Gerald Winegrad: Together we can succeed in protecting public health and the environment
By Gerald Winegrad
Mar 18, 2020 | 2:00 PM
As the nation focuses on preventing the spread of the coronavirus, I suggest that solutions to this threat as well as environmental problems can be achieved if we end partisan rancor and citizens force elected officials to work together to adopt meaningful changes — many affecting public health.
History provides powerful examples: seminal environmental legislation was enacted under President Richard Nixon while the U.S. Senate and House were controlled by Democrats — Clean Water Act; Clean Air Act; Endangered Species Act; Marine Mammal Protection Act; National Environmental Policy Act; bans on lead in gasoline and paint; and establishment of the Environmental Protection Agency.
The Chesapeake Bay Program, formalizing bay restoration, was established and funded ($10 million) by President Ronald Reagan in 1984 under a split Congress.
In 2004, Gov. Robert Ehrlich developed the Bay Restoration Fund (Flush Tax), the most meaningful bay legislation in the last 20 years. Expanded and enacted by a Democratically dominated legislature, a $30 per year fee (increased to $60 later) on all households and business is used to substantially reduce polluting nitrogen and phosphorus flows from Maryland’s 67 largest sewage treatment plants covering 95% of wastewater flows.
About $1.5 billion has been raised, which also is used for upgrades to septic systems and for farmers planting winter cover crops to absorb nitrogen. Polluting nutrient flows have been reduced by millions of pounds each day, the singular major success in bay restoration.

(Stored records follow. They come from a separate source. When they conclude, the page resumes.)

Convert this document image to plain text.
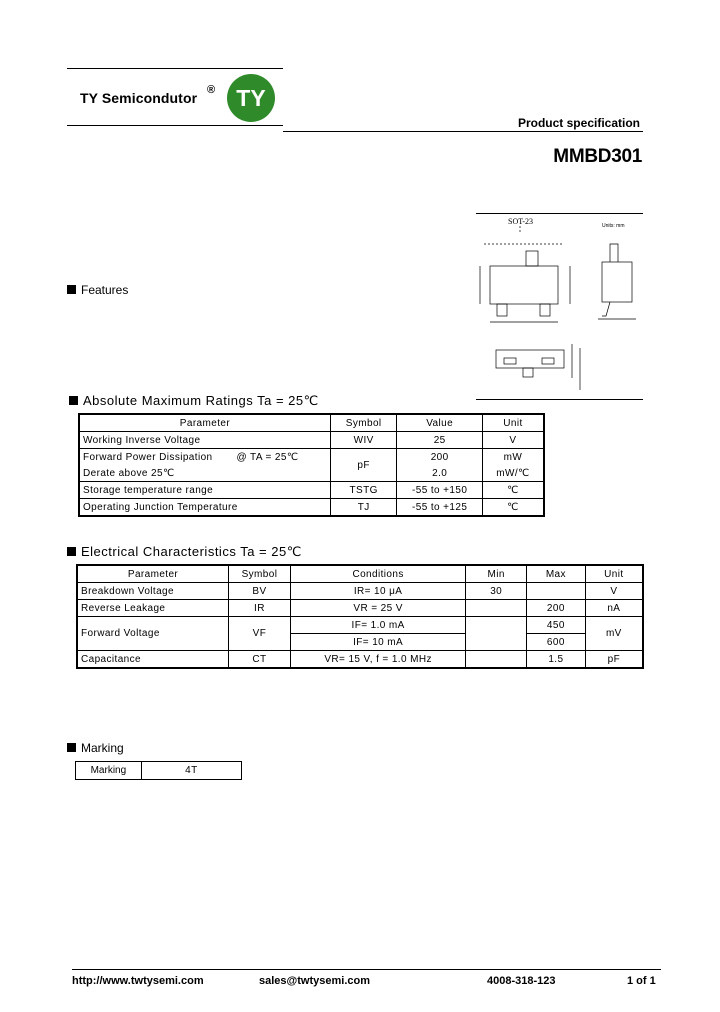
TY Semicondutor ® TY
Product specification
MMBD301
SOT-23	Units: mm
Features
Absolute Maximum Ratings Ta = 25℃
Parameter	Symbol	Value	Unit
Working Inverse Voltage	WIV	25	V
Forward Power Dissipation @ TA = 25℃	pF	200	mW
Derate above 25℃		2.0	mW/℃
Storage temperature range	TSTG	-55 to +150	℃
Operating Junction Temperature	TJ	-55 to +125	℃
Electrical Characteristics Ta = 25℃
Parameter	Symbol	Conditions	Min	Max	Unit
Breakdown Voltage	BV	IR= 10 μA	30		V
Reverse Leakage	IR	VR = 25 V		200	nA
Forward Voltage	VF	IF= 1.0 mA		450	mV
		IF= 10 mA		600	
Capacitance	CT	VR= 15 V, f = 1.0 MHz		1.5	pF
Marking
Marking	4T
http://www.twtysemi.com	sales@twtysemi.com	4008-318-123	1 of 1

While in office from 1978 to 1995, I worked as closely — and sometimes more closely — with Republican lawmakers than I did with some Democratic members. State Sen. Jack Cade, Senate Republican leader, and I developed the Forest Conservation Law that has preserved tens of thousands of acres of forest from development. My phosphate in detergents ban passed with bi-partisan support as did legislation to protect non-tidal wetlands.
Unfortunately, environmental progress at the national and state levels has been set back by bickering along party lines as well as by a stasis that has been fostered by well-paid lobbyists and hundreds of millions of dollars flowing from anti-environmental political donations. The environmental community has been forced into a defensive posture.
President Donald Trump’s administration has undone many sound environmental regulations crafted through non-partisan efforts. Rules under President Barack Obama to lessen mercury emissions from coal-burning won support from electric utilities. But the Trump Administration is acting to gut these restrictions of this toxic element that can harm the nervous, digestive, and immune systems.
Contrast this to 1972 when DDT was banned under Nixon which, coupled with the Endangered Species Act, led to the recovery of Bald Eagles and Peregrine Falcons and kept Ospreys off the ESA-list. Now, the Trump administration wants to gut the ESA
In 2009, Obama announced an agreement with 13 automakers accounting for 90% of all vehicles sold in the United States to increase fuel economy to 54.5 mpg for cars and light trucks by model year 2025. These Clean Car Rules would greatly reduce greenhouse gases equivalent to shutting down 140 coal-fired power plants for an entire year while saving consumers $100 billion in fuel costs with no adverse impact on automobile safety
Now, the Trump administration wants to gut the requirements and take away the ability of California and 13 other states, including Maryland, to adopt stricter rules. This would stop one of the most major federal efforts to combat global warming.
Public health has benefited from these bi-partisan successes. For example, nitrogen oxide from fossil fuel burning in electrical production and from motor vehicles has been reduced. It is a key contributor to ground-level ozone (smog). A 2006 study for the Harvard School of Public Health, concluded that 700 premature deaths, 30,000 asthma attacks, and 400 pediatric emergency room visits per year are linked to fine particulate pollution from six Maryland coal-fired power plants.
Despite passage of the Healthy Air Act in 2006, those six plants are still operating and legislation to phase them out by 2030 is likely to fail this session.
Besides public health effects, Maryland loses at least 260 acres of coastal lands each year from global-warming induced rising sea levels. Thirteen islands in the bay have disappeared. Nitrogen emissions also are a key bay pollutant.
To successfully tackle the coronavirus, public policy decisions should not depend on whether they are Republican or Democratic ideas. A collaborative and nonpartisan approach is desperately needed.
This is how we made significant environmental progress in the Maryland Senate. Such an approach is critically needed now more than ever by elected officials and citizens to safeguard our environment and waterways, our public health, and the existence of Earth’s critters.